Some key points to consider when evaluating the potential for symmetric symptoms in MS include:
- The location of demyelination and nerve damage: When lesions affect the spinal cord or certain brain regions that control bilateral functions, symmetric symptoms can result 1.
- The pattern of symptoms: This depends on the location of demyelination and nerve damage, and can include a range of symptoms such as weakness, sensory disturbances, and balance problems 1.
- The importance of comprehensive neurological evaluation: Diagnosis of MS can be challenging, and requires a comprehensive evaluation including MRI imaging, spinal fluid analysis, and clinical assessment 1.

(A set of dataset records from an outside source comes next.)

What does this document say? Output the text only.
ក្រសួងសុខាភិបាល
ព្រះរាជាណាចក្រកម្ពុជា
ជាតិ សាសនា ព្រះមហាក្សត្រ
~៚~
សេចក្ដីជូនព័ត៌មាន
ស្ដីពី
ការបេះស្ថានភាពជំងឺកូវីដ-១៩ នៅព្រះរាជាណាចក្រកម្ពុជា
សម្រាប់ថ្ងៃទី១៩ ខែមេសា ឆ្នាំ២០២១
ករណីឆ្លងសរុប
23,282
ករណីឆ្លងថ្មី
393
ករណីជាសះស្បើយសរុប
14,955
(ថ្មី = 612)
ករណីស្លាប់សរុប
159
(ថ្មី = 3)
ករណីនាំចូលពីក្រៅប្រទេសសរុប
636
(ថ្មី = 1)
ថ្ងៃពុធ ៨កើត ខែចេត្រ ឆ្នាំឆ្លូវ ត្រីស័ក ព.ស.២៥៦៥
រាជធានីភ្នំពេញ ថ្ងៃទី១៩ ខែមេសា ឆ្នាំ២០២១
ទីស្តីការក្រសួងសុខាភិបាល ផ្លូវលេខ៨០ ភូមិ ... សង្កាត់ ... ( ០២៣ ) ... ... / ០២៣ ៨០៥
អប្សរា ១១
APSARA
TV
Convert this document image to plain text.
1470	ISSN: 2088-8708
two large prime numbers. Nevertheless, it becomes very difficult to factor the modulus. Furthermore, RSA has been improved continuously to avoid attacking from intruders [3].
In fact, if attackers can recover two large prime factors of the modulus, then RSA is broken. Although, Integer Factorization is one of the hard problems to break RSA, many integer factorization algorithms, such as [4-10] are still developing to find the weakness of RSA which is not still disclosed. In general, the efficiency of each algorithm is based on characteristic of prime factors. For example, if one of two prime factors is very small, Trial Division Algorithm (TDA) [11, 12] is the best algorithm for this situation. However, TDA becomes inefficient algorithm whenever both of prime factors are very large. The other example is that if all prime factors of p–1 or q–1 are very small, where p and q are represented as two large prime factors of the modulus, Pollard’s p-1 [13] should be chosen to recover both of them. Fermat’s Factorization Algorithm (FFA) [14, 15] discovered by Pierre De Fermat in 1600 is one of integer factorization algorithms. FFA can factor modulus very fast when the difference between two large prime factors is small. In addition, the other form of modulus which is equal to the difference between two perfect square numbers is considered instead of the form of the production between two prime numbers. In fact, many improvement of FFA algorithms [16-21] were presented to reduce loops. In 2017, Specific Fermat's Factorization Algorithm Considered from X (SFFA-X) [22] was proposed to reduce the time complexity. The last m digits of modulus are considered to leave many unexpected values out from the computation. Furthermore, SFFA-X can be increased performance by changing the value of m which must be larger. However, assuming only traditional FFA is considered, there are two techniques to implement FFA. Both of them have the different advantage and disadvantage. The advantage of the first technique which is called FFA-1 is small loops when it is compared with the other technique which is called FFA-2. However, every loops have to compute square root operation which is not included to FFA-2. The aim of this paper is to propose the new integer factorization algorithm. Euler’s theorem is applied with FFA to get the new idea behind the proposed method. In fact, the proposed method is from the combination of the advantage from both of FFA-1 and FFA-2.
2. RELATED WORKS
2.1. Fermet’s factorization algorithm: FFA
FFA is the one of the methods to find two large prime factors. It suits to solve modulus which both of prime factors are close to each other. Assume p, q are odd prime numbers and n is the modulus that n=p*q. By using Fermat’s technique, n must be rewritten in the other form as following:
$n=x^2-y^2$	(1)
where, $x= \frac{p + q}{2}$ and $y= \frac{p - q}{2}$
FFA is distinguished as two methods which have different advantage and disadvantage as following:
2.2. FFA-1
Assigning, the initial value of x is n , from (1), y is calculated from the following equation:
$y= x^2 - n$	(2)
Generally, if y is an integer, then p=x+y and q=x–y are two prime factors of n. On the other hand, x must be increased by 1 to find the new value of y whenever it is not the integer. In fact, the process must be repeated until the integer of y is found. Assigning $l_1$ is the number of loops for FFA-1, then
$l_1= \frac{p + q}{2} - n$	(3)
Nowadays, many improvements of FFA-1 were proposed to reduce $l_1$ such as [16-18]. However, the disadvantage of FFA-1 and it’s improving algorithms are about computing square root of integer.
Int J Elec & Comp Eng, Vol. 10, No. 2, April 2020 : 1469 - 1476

It's also important to note that while symmetric symptoms can occur in MS, they are not as common as asymmetric symptoms, and other conditions such as leukodystrophy or cerebrovascular disease should be considered in the differential diagnosis if symmetric symptoms are present 1. In summary, while MS typically causes asymmetric symptoms, symmetric symptoms can occur, particularly in certain presentations, and a comprehensive neurological evaluation is necessary to diagnose and manage the disease effectively.
From the Research
Multiple Sclerosis Symptom Presentation
- Multiple sclerosis (MS) is a neurodegenerative disease characterized by inflammatory demyelination with axonal transection, and it can present with various symptoms, including unilateral optic neuritis, partial myelitis, sensory disturbances, or brainstem syndromes 2.
- Typical symptoms of MS include discrete episodes of numbness, tingling, weakness, vision loss, gait impairment, incoordination, imbalance, and bladder dysfunction 3.
- While MS symptoms can be asymmetric, such as unilateral optic neuritis, the disease can also cause symmetric symptoms, although this is not explicitly stated in the provided studies.
Disease Characteristics and Diagnosis
- MS is diagnosed based on demonstrating evidence of inflammatory-demyelinating injury within the central nervous system that is disseminated in both time and space 3.
- Diagnosis is made through a combination of the clinical history, neurologic examination, magnetic resonance imaging, and the exclusion of other diagnostic possibilities 3.
- The disease can progress with an insidious worsening of neurologic function and accumulation of disability, which accounts for most of the long-term disability in MS 3.
Treatment and Management
- Several disease-modifying therapies (DMTs) are available for relapsing-remitting MS and secondary progressive MS, including interferons, glatiramer acetate, teriflunomide, sphingosine 1-phosphate receptor modulators, fumarates, cladribine, and monoclonal antibodies 2, 4.
- These DMTs can reduce clinical relapses and MRI lesions, but their efficacy rates vary, and they can have adverse effects 2, 4.
- Switching to a different DMT, such as fingolimod, can be associated with fewer relapses, more favorable disability outcomes, and greater treatment persistence compared to switching to another injectable preparation 5.